Upon completing the program, Hortig hopes to continue Israeli conservation work.
• After visiting Israel with Birthright as a CUstudent, Elina Moyn knew she needed more time in the country.
As a senior, Moyn decided to study abroad at the Masa Israel accredited-Tel Aviv University overseas program. There, Moyn took Israeli history courses with professors who had lived their academic subjects, improved her Hebrew and developed friendships with Israelis.
Back in the US, she works full-time in financial services and as a Hebrew school teacher.
• After completing her US army service, during which she spent time in Iraq, Rachel Rubens decided to head back to the Middle East to learn Hebrew at Ulpan Akiva, hoping to gain the necessary skills to learn more about her religion.

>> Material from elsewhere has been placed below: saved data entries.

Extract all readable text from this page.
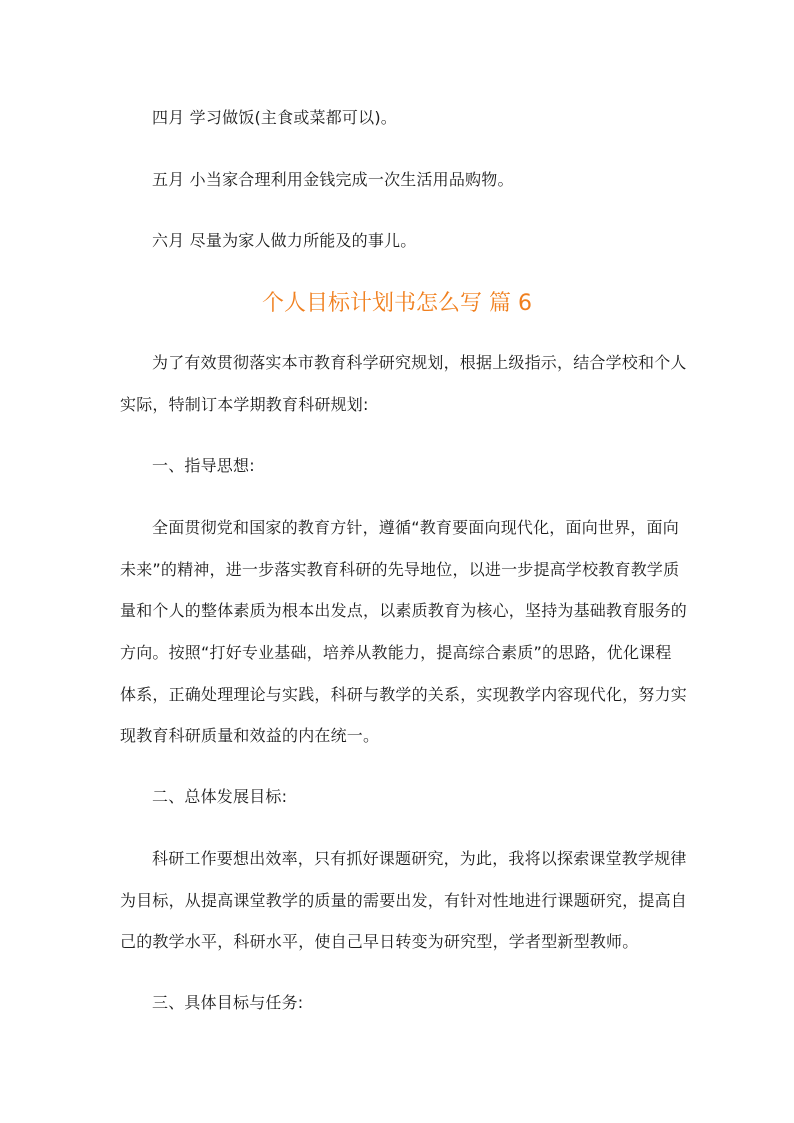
四月 学习做饭(主食或菜都可以)。
五月 小当家合理利用金钱完成一次生活用品购物。
六月 尽量为家人做力所能及的事儿。
个人目标计划书怎么写 篇 6
为了有效贯彻落实本市教育科学研究规划，根据上级指示，结合学校和个人
实际，特制订本学期教育科研规划:
一、指导思想:
全面贯彻党和国家的教育方针，遵循“教育要面向现代化，面向世界，面向
未来”的精神，进一步落实教育科研的先导地位，以进一步提高学校教育教学质
量和个人的整体素质为根本出发点，以素质教育为核心，坚持为基础教育服务的
方向。按照“打好专业基础，培养从教能力，提高综合素质”的思路，优化课程
体系，正确处理理论与实践，科研与教学的关系，实现教学内容现代化，努力实
现教育科研质量和效益的内在统一。
二、总体发展目标:
科研工作要想出效率，只有抓好课题研究，为此，我将以探索课堂教学规律
为目标，从提高课堂教学的质量的需要出发，有针对性地进行课题研究，提高自
己的教学水平，科研水平，使自己早日转变为研究型，学者型新型教师。
三、具体目标与任务:
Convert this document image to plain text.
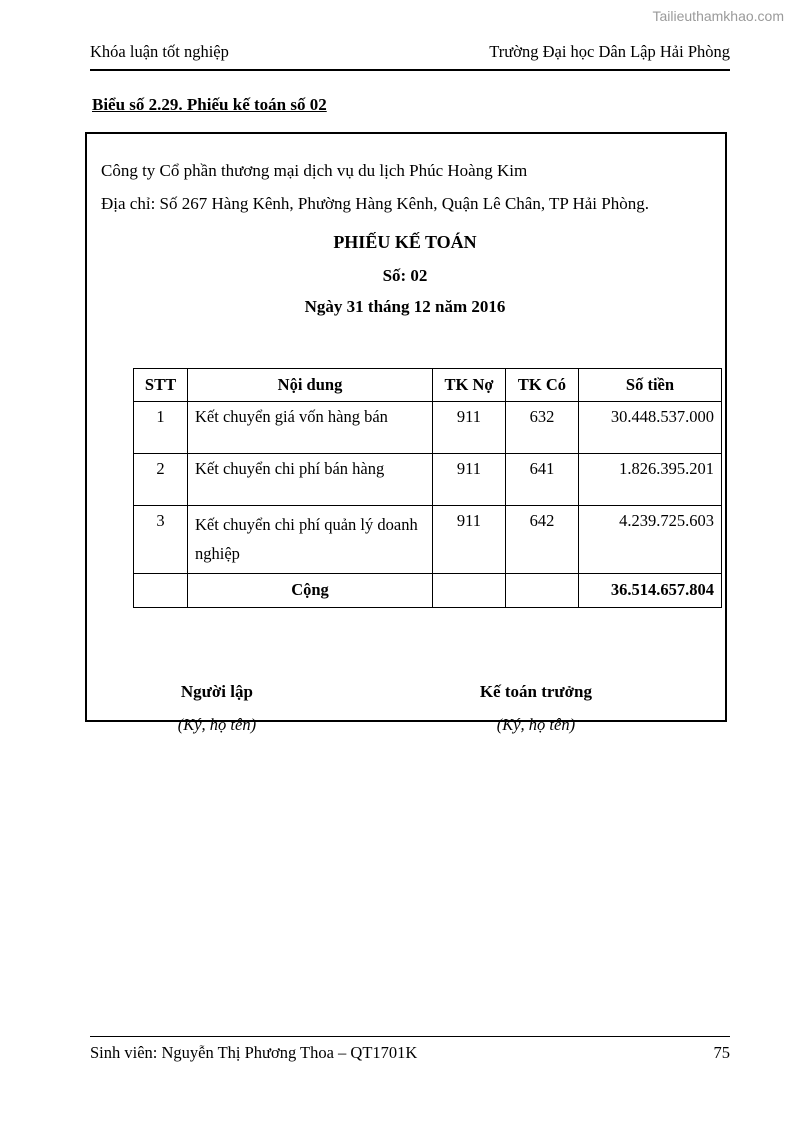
Tailieuthamkhao.com
Khóa luận tốt nghiệp	Trường Đại học Dân Lập Hải Phòng
Biểu số 2.29. Phiếu kế toán số 02
Công ty Cổ phần thương mại dịch vụ du lịch Phúc Hoàng Kim
Địa chỉ: Số 267 Hàng Kênh, Phường Hàng Kênh, Quận Lê Chân, TP Hải Phòng.
PHIẾU KẾ TOÁN
Số: 02
Ngày 31 tháng 12 năm 2016
STT	Nội dung	TK Nợ	TK Có	Số tiền
1	Kết chuyển giá vốn hàng bán	911	632	30.448.537.000
2	Kết chuyển chi phí bán hàng	911	641	1.826.395.201
3	Kết chuyển chi phí quản lý doanh nghiệp	911	642	4.239.725.603
	Cộng			36.514.657.804
Người lập
(Ký, họ tên)
Kế toán trưởng
(Ký, họ tên)
Sinh viên: Nguyễn Thị Phương Thoa – QT1701K	75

While in Israel, she also took part in Masa’s “Building Future Leaders” seminar series and crafted an outreach program for other Jewish soldiers in the US Army.
Upon returning to her home in Colorado Springs, Rubens became involved in the Jewish community, volunteering the local synagogue and attending services and Shabbat dinners.
She works at a technology consulting firm and looks forward to pursuing an MBA in business management with a MS in Jewish studies.
“OVER the years, a body of evidence has established the value of the short-term trip to Israel. This study is one of a small number that points to the significant added value of the long-term trip,” said Prof. Cohen, who co-authored the study.
“If 10 days in Israel is very good for Jewish engagement — and it is — then 10 months in Israel is even better. This finding points to the strong policy interest in promoting return travel to Israel among Birthright alumni, and the even stronger interest in advancing long term return travel, such as that sponsored by Masa Israel Journey.”
Last week, the Jewish Agency’s Board of Governors approved the operational part of its strategic plan which calls for the organization to focus its work around two main areas of activity — the first, a spiral of Israel experience for young adults.
These would start with short term programs, like Birthright, through longer term programs like Masa Israel, and include developing intermediate-length programs like summer school in Israel, with the overarching aim of strengthening Jewish identity and increasing attachment to Israel among youth.
“The data from this study show that we are on the right track with our strategic plan,” said Dr. Misha Galperin, president and CEO of Jewish Agency International Development.
“We are convinced — and the data from this reports affirm — that a continuum of Israel experiences for young adults correlates directly to them feeling, thinking and doing more things Jewish and Israel with each step they take along the Israel experience spiral.”